For some 3.6 billion people in the world, a flushing toilet is a pipe dream, which is why simple solutions for sanitation need to be developed and deployed where they are needed most. A healthy environment is a human right, and the United Nations High Commissioner for Human Rights, Michelle Bachelet, recently called on Member States to take bold actions to make that happen.
As we celebrate World Toilet Day, ISO is heralding the widespread national adoption by governments around the world of standards that support revolutionary new solutions for those who don’t have access to clean sanitation.
ISO 30500, Non-sewered sanitation systems – Prefabricated integrated treatment units – General safety and performance requirements for design and testing, made international headlines when it was first published in 2018, gaining the support of national and international organizations around the world. It underpins the development of revolutionary new technologies such as stand-alone sanitation systems that safely treat waste without the need to be connected to a traditional sewerage system.
The standard has been nationally adopted in 28 countries, including more than 20 in Africa, meaning it will support the development of this technology and the implementation of policies that improve sanitation according to their own specific needs. Its use helps to demonstrate to manufacturers, governments, regulators and end users of non-sewered facilities that they are safe, environmentally friendly, reliable and of good quality, thus encouraging further investment in the development of even better toilets.

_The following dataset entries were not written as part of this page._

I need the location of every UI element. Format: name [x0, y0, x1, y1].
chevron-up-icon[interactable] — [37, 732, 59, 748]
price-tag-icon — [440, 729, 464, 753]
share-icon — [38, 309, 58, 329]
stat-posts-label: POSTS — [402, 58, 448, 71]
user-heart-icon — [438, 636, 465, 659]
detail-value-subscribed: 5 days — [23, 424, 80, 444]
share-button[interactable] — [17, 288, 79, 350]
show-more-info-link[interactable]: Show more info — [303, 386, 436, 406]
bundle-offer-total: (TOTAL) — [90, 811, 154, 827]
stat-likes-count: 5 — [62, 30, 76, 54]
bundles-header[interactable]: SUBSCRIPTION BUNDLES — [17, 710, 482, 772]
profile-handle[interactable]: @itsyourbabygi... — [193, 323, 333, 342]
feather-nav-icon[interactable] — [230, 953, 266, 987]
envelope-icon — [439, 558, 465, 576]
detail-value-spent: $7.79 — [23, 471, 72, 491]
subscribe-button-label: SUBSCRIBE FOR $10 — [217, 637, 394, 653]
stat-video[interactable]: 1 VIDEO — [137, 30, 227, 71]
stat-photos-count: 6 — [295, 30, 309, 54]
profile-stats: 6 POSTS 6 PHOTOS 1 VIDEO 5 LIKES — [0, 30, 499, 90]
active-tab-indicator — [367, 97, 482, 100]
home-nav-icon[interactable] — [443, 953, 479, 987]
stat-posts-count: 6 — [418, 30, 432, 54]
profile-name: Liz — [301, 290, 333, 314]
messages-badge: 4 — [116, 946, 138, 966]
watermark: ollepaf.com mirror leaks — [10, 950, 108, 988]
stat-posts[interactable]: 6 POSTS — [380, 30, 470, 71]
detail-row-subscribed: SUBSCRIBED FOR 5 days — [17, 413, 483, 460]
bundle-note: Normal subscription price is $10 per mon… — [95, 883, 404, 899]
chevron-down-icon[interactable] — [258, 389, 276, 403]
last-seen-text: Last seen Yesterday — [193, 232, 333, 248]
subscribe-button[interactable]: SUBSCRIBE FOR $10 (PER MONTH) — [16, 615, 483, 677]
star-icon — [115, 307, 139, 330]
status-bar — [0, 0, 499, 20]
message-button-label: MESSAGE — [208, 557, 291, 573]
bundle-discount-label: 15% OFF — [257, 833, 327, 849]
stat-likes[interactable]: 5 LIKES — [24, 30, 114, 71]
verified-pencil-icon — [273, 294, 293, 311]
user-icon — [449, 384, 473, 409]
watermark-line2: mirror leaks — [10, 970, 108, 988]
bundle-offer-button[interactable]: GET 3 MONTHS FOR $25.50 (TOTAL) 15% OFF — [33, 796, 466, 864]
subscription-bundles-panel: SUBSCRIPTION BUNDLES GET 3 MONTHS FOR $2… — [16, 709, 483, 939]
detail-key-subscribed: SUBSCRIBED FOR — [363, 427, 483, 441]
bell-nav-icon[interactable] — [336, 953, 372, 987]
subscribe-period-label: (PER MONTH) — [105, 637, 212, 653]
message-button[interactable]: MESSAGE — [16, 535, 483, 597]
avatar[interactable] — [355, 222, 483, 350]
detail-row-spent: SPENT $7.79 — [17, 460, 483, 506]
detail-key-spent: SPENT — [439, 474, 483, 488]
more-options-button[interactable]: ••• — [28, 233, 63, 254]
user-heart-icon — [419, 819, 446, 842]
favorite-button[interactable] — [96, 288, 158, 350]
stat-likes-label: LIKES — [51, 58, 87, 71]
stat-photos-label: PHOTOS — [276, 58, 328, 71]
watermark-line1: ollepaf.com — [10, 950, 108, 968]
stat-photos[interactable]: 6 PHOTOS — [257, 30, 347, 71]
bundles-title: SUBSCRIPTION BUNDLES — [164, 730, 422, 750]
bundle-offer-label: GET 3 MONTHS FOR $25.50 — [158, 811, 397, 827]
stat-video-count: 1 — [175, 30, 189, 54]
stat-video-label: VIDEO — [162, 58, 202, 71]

Another solution for clean sanitation in places that lack traditional water utilities and sewerage systems is the use of on-site domestic wastewater treatment systems. ISO 24521, Activities relating to drinking water and wastewater services – Guidelines for the management of basic on-site domestic wastewater services, offers the practical guidance required for designing and building such facilities as well as training up the people who are destined to use them.
This standard, too, has now been nationally adopted in 26 different countries – including over 20 in Africa – demonstrating its utility and relevance to governments and organizations wishing to address sanitation challenges.